THE DEADLY SNAKES with BBQ at the Horseshoe (370 Queen West), Friday (August 25), 10 pm. $20, advance, $18. 416-870-8000. Rating: NNNNN
Disheartening as it was to hear that the Deadly Snakes show at the Horseshoe Friday (August 25) would be their last stand, 10 years and four albums on U.S. labels is an impressive run for a Toronto indie garage soul band. Especially considering that their original plan in 1996 was to just play some house parties that summer.
Like many incidents in the Snakes' checkered past, recalling the group's origins with founding keyboardist Max McCabe-Lokos, aka Age of Danger, brings up a story involving colourful local promoter Dan Burke, who was among the first to see the potential in the wiry teenage delinquents.
"Once Dan asked me if he could come by my place and hang out for a while," says McCabe-Lokos. "I thought he meant for the afternoon. So he shows up, plunks himself down on the couch and lived there for the next three weeks! I'd come home and Dan would be reclining on the couch munching day-old donuts and reading last week's newspaper.
"But I have to say Dan did a lot for us. He gave us a lot of encouragement, telling us we were exactly what rock 'n' roll should be about. I remember him saying, 'If you're going to play rock 'n' roll, you have to live it. So when you come to my bar, you can do whatever the fuck you want!'
"He booked us between 10 and 15 shows, and even though hardly anyone was showing up, he'd still pay us - and not in women's designer jeans."
It's appropriate that BBQ, aka Mark Sultan - among other surprise guests - is sharing the stage with the Snakes at their final show (which might turn out to be Saturday if the Snakes decide to return BBQ's favour and open his Silver Dollar show), since it was Sultan's group the Spaceshits who boosted the Snakes' profile early on by inviting them to split bills in Montreal and Toronto and by taking the Snakes out for their first U.S. tour.
"The guys in the Spaceshits went to (Sympathy For The Record Industry label boss) Long Gone John and said, 'These friends of ours have this amazing band, and you should do a record with them.' I don't think he even heard our stuff. He called us up and asked, 'How much do you need to make an album?' We didn't know anything about production costs, but someone said, '$2,000.' Long Gone was, like, 'OK, sounds good.' So we did it.
"The minimalist production gives a real live feel, and I think it's exactly right for the style of music were playing. We didn't know what we were doing so we didn't think about it. After that, we became more self-conscious about the whole studio process, and our recordings changed because of it."

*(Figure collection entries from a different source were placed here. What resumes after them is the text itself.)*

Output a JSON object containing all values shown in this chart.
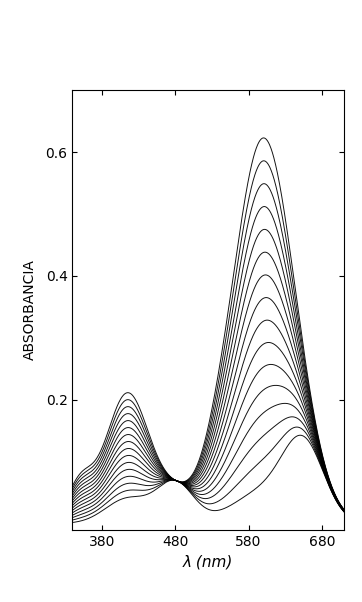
{
  "xlabel": "λ (nm)",
  "ylabel": "ABSORBANCIA",
  "xlim": [
    340,
    710
  ],
  "ylim": [
    -0.01,
    0.7
  ],
  "xticks": [
    380,
    480,
    580,
    680
  ],
  "yticks": [
    0.2,
    0.4,
    0.6
  ],
  "n_curves": 16,
  "line_color": "black",
  "line_width": 0.7,
  "background": "white",
  "figsize": [
    3.62,
    6.02
  ],
  "dpi": 100
}
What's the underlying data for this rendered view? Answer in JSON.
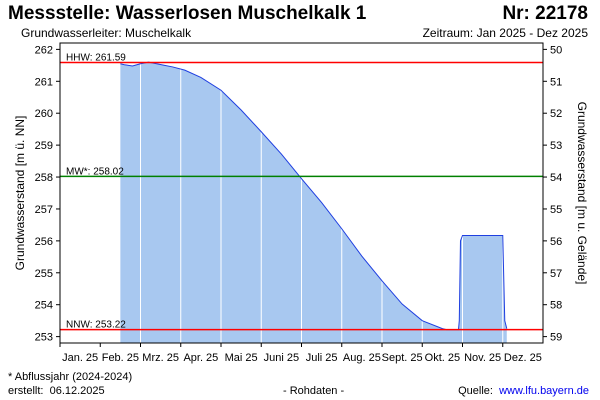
{
  "header": {
    "title": "Messstelle: Wasserlosen Muschelkalk 1",
    "number": "Nr: 22178",
    "aquifer": "Grundwasserleiter: Muschelkalk",
    "period": "Zeitraum: Jan 2025 - Dez 2025"
  },
  "footer": {
    "note": "* Abflussjahr (2024-2024)",
    "created_label": "erstellt:",
    "created_date": "06.12.2025",
    "raw": "- Rohdaten -",
    "source_label": "Quelle:",
    "source_link": "www.lfu.bayern.de"
  },
  "colors": {
    "fill": "#a8c8f0",
    "line": "#1f3fe0",
    "hhw": "#ff0000",
    "nnw": "#ff0000",
    "mw": "#008000",
    "gridline": "#ffffff"
  },
  "chart_data": {
    "type": "area",
    "ylabel_left": "Grundwasserstand [m ü. NN]",
    "ylabel_right": "Grundwasserstand [m u. Gelände]",
    "ylim_left": [
      252.8,
      262.2
    ],
    "ylim_right": [
      59.2,
      49.8
    ],
    "yticks_left": [
      253,
      254,
      255,
      256,
      257,
      258,
      259,
      260,
      261,
      262
    ],
    "yticks_right": [
      50,
      51,
      52,
      53,
      54,
      55,
      56,
      57,
      58,
      59
    ],
    "months": [
      "Jan. 25",
      "Feb. 25",
      "Mrz. 25",
      "Apr. 25",
      "Mai 25",
      "Juni 25",
      "Juli 25",
      "Aug. 25",
      "Sept. 25",
      "Okt. 25",
      "Nov. 25",
      "Dez. 25"
    ],
    "reference_lines": [
      {
        "key": "hhw",
        "label": "HHW: 261.59",
        "value": 261.59
      },
      {
        "key": "mw",
        "label": "MW*: 258.02",
        "value": 258.02
      },
      {
        "key": "nnw",
        "label": "NNW: 253.22",
        "value": 253.22
      }
    ],
    "series": [
      {
        "x_month": [
          2.0,
          2.1,
          2.3,
          2.5,
          2.7,
          2.9,
          3.1,
          3.3,
          3.6,
          4.0,
          4.5,
          5.0,
          5.5,
          6.0,
          6.5,
          7.0,
          7.5,
          8.0,
          8.5,
          9.0,
          9.5,
          10.0,
          10.1,
          10.3,
          10.4,
          10.42,
          10.45,
          10.5,
          11.5,
          11.55,
          11.6
        ],
        "level": [
          261.55,
          261.52,
          261.48,
          261.55,
          261.6,
          261.55,
          261.5,
          261.45,
          261.35,
          261.12,
          260.72,
          260.1,
          259.42,
          258.72,
          257.95,
          257.2,
          256.38,
          255.52,
          254.75,
          254.02,
          253.5,
          253.25,
          253.22,
          253.22,
          253.22,
          253.5,
          256.0,
          256.17,
          256.17,
          253.5,
          253.25
        ]
      }
    ]
  }
}
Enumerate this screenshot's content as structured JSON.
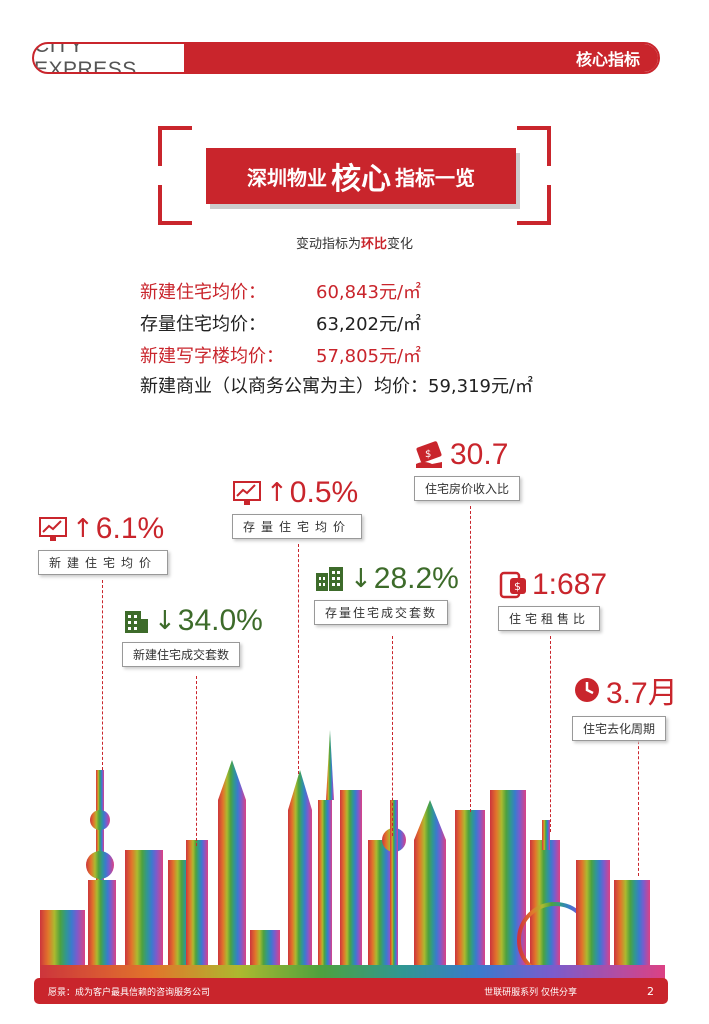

For many Snakes fans, the aggressive attack of Love Undone makes it their favourite of the group's albums, but it left the group members trying successively harder on each of their next three albums to wipe away the garage band rep they'd acquired.
There were signs that the Snakes' days were numbered with the 2004 release of singer/guitarist Andre Ethier's solo debut, Andre Ethier With Christopher Sandes Featuring Pickles And Price (Sonic Unyon).
"It seemed to me that there was no longer any interest in working with me in the Snakes any more. Just the way it all came together - while I was away in Portugal for three months - seemed less than tactful. I blew up. If Andre had told me what he was planning, I might've reacted differently, but I found out second-hand. That made things very difficult."
It certainly added a few twists to the Snakes' sessions for their Porcella album, which now seems like their final statement. That is, unless they decide to release a live recording from the Horseshoe gig, which they'll be taping for posterity.
"My attitude was, if the solo album was his project, this Snakes recording is going to be my project. So going in, I made it clear that I was going to produce the record and mix it too. That created this really competitive atmosphere, which makes Porcella sound the way it does. I think the tension of those sessions comes through. It's a strange record, but I'm happy with it."